Así que ese verano, el de 2015, con 30 años ya, hice un curso de traducción literaria que me encandiló y que me animó a dar el paso: tenía que empezar a ponerme en contacto con editoriales. A eso me puse a mediados de agosto y el 9 de septiembre ya me habían ofrecido hacer una prueba pagada. Si la pasaba, me encargarían el libro. Y la pasé.
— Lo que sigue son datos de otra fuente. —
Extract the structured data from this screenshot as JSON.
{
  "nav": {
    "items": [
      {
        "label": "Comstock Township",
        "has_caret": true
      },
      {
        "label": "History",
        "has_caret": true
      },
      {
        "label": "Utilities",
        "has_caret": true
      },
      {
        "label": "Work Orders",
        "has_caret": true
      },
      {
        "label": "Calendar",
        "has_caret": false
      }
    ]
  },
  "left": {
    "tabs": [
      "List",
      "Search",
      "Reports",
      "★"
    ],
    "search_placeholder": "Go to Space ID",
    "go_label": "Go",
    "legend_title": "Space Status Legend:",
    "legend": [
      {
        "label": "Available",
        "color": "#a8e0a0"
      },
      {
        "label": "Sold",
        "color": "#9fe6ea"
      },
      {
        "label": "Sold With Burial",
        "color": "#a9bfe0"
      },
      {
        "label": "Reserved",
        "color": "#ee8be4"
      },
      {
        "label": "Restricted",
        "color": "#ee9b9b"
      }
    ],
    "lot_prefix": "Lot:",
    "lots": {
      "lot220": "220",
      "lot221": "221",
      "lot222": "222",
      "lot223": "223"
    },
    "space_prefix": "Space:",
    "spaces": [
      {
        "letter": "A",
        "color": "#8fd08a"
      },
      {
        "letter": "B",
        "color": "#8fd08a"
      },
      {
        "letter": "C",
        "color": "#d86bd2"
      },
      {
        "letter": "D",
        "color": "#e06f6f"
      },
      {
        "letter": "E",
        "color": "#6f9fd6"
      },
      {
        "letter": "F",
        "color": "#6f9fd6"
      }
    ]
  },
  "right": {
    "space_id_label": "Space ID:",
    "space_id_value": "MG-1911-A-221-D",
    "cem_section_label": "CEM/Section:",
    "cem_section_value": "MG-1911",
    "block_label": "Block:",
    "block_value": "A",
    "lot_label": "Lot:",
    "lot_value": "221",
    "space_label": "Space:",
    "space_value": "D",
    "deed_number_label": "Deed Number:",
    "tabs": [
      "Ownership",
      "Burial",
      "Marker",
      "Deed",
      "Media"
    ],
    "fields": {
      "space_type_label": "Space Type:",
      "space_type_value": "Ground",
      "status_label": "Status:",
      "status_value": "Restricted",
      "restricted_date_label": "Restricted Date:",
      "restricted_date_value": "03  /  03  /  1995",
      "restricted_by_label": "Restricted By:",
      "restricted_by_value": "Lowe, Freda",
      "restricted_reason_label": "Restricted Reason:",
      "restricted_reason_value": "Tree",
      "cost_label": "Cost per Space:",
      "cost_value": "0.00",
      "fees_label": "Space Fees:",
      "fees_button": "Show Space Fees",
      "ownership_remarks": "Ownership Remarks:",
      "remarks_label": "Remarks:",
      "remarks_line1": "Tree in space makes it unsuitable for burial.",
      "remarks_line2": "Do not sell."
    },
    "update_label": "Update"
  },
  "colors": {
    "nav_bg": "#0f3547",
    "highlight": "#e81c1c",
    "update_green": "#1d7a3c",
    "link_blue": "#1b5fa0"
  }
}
Joven decadente, Ramon Casas, 1899

Así fue como traduje mi primero libro, al cual le tengo mucho cariño, si bien también me genera sentimientos encontrados, ya que fue para Malpaso (el editor para nada era de la calaña de Bernardo).

Hoy en día tengo más trabajo de corrección/revisión que de traducción, pero he traducido ya más de veinte libros, tanto de editorial como de literaria. Y, a pesar de las dificultades pasadas y presentes, me alegro mucho de haber dado el paso. Y ahora me siento mucho más acompañada gracias a asociaciones como esta, sobre todo teniendo en cuenta que llegué «sola» a este mundillo, sin compañeros ni mentores con los que compartir penas y alegrías.

En fin, me ha quedado esto muy largo… Lo siento.

Gracias a los compañeros por compartir también su experiencia. Y a los neófitos —yo me lo sigo considerando a veces— os animo a no desistir.